Excerpted from "Chasing Hope" by Richard M. Cohen, published by Blue Rider Press, an imprint of Penguin Publishing Group, a division of Penguin Random House, LLC. Copyright 2018 by Richard M. Cohen.
One day, I fell one time too many. Meredith wanted to call the police again. Her words fell on deaf ears. I shouted, no, please don’t. I was upset and insisting I would get myself up. I all but banished her from the room. Not a smart move. I was out of control and more self-conscious about bothering the police again than about what I was doing to my wife.
Meredith had a different take on the situation. She had been pushed over the edge. She angrily told me she was done with the MS. I still can visualize the desperation on her face. “We can’t live this way,” she kept repeating. I was not to ask her to do anything more for me. Period.
Meredith added that some of our friends thought I was selfish, thinking only of myself. Then she abruptly left the house. Meredith was pissed and probably hurt. This was a sobering moment for me. I thought hard about how much Meredith does for me and how ungrateful I must seem, nursing my own emotional needs and ignoring hers.
It took me more than an hour to pull myself up three stairs toward her office so that I could use the iron railing to help me stand. Finally, I was vertical. I knew I had to do something about my attitude. My self-absorption had reached critical mass. I sat at the computer and consulted Dr. Google to find a company that sells pendants with a button to send an alarm when there is a medical emergency.
After ordering the pendant, I took a deep breath and contacted the local constabulary. It was time to have a conversation with them. As usual, the men in blue were terrific. I don’t know why I was so hesitant to involve them. They told me they go to people’s homes regularly to assist residents in need. “There is an elderly lady with MS who falls out of her wheelchair almost every day,” one officer explained in a reassuring tone. “We are always there.”
The officers agreed to take a key to the front door in case Meredith was away when I paid one of my visits to the floor. They put me at ease, but they kept calling me “sir.” I thought of what they had said about the old lady who could not stay in her wheelchair, and I figured the young cops must have seen me as an old man.
I knew I could not let vanity get in my way. I had waited far too long to make these moves. When you are acutely ill, self-absorption may be excusable. Maybe. But I had strayed from understanding that when it results from a chronic disease, sorry, Charlie. Chronic illness is a family affair. Spouses have the burden of tending to the needs of a loved one, even when they would secretly rather push him out a window. I knew they should not be treated as spectators when they are in the ring with us.
It’s funny how self-absorption can marry self-doubt. They feed off each other. More than forty years since the diagnosis, I was feeling more threatened than ever. I was scared silly of finding myself in a helpless state from which there would be no escape. It scared me that my deterioration was outpacing my father’s.

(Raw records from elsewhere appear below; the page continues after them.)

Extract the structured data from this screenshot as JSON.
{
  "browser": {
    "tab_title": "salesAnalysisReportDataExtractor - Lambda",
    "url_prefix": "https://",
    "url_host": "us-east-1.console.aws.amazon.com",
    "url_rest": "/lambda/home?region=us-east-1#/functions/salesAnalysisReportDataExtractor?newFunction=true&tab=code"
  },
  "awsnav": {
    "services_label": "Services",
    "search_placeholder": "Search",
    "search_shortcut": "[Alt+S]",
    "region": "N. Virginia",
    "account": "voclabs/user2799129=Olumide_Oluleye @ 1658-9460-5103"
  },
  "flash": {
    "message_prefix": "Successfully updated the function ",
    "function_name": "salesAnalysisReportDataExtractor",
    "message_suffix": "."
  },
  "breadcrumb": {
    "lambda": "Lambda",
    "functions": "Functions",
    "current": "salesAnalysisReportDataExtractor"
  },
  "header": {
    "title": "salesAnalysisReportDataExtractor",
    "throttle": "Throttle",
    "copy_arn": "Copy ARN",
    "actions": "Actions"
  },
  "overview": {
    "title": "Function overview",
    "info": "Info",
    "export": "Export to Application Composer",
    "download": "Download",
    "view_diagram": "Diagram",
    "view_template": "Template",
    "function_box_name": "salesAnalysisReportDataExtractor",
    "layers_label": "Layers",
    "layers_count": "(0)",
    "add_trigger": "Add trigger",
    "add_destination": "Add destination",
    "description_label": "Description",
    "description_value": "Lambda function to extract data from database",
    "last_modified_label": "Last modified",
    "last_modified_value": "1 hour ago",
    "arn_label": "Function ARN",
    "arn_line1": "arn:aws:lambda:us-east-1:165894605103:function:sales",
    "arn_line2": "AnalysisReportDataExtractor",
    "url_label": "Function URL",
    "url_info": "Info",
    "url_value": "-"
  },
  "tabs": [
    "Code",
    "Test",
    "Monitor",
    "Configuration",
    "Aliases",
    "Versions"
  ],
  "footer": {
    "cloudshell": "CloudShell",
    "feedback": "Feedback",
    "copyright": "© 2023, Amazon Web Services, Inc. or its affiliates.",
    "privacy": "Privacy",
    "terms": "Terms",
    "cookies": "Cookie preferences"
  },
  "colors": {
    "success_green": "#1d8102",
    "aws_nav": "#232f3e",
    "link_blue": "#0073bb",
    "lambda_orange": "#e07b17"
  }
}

No longer could I slide smoothly into the front passenger seat of a car; instead, I had to grab my leg with my hands and drag the deadened limb into the vehicle. One day I realized I could not move my fingers enough to put on a pair of gloves. I stared at my right hand in disbelief. I could not write or even hold a pen in my right hand. I could not hold a fork with that hand and eat, couldn’t shave or brush my teeth with it either. I had to pivot to the left. I was a right-handed guy living a left-handed life.
No longer could I pretend I was winning the war. In short, I was in a bad place, withdrawn and spending too much time alone. One day my home phone rang and rang. Caller ID signaled it was a good friend. I listened to the message. He was inviting me to join him to walk along the river, as we so often did. My chest tightened, but I did not answer. I waited until the message finished and then erased it. I only wanted to be left alone. I was hiding, warehousing myself on a dusty shelf out of sight.
This was the condition I found myself in during the spring of 2012, when Meredith called from the car on her way home from work to tell me she had been contacted about a stem cell conference to be held at the Vatican. The two of us were going to be invited to participate.
Huh? This was intriguing, since Rome is among our favorite places and, at the very least, it would be wonderful to have a reason to go there again. But the proposed plan was also puzzling. The Vatican hosting a seminar analyzing stem cell therapies? Meredith went on to say that they wanted her to act as one of the overall hosts, and they were interested in having me chair a panel on cell therapy and its applications for autoimmune diseases, including MS. of course, that was a subject about which I knew precisely nothing. Weird. What was this all about? I wondered. I could hear Meredith shrug over the phone. When we hung up, I sat in silence for a few minutes. I struggled to make sense of a stem cell conference at the Vatican. The Catholic Church’s fierce opposition to embryonic stem cell research was well known. The idea of my participation at such a gathering was also confusing, since I could not imagine what I would bring to it.
But the prospect of a scientific meeting shedding light on stem cell therapy certainly was enticing. I had not known that patients were already being treated with stem cells. Could this be a ticket out of my cave? A trip to Rome sounded pretty good too. I was excited, even a little bit hopeful about what I might learn there. A seed had been planted in my head. I needed to hear more.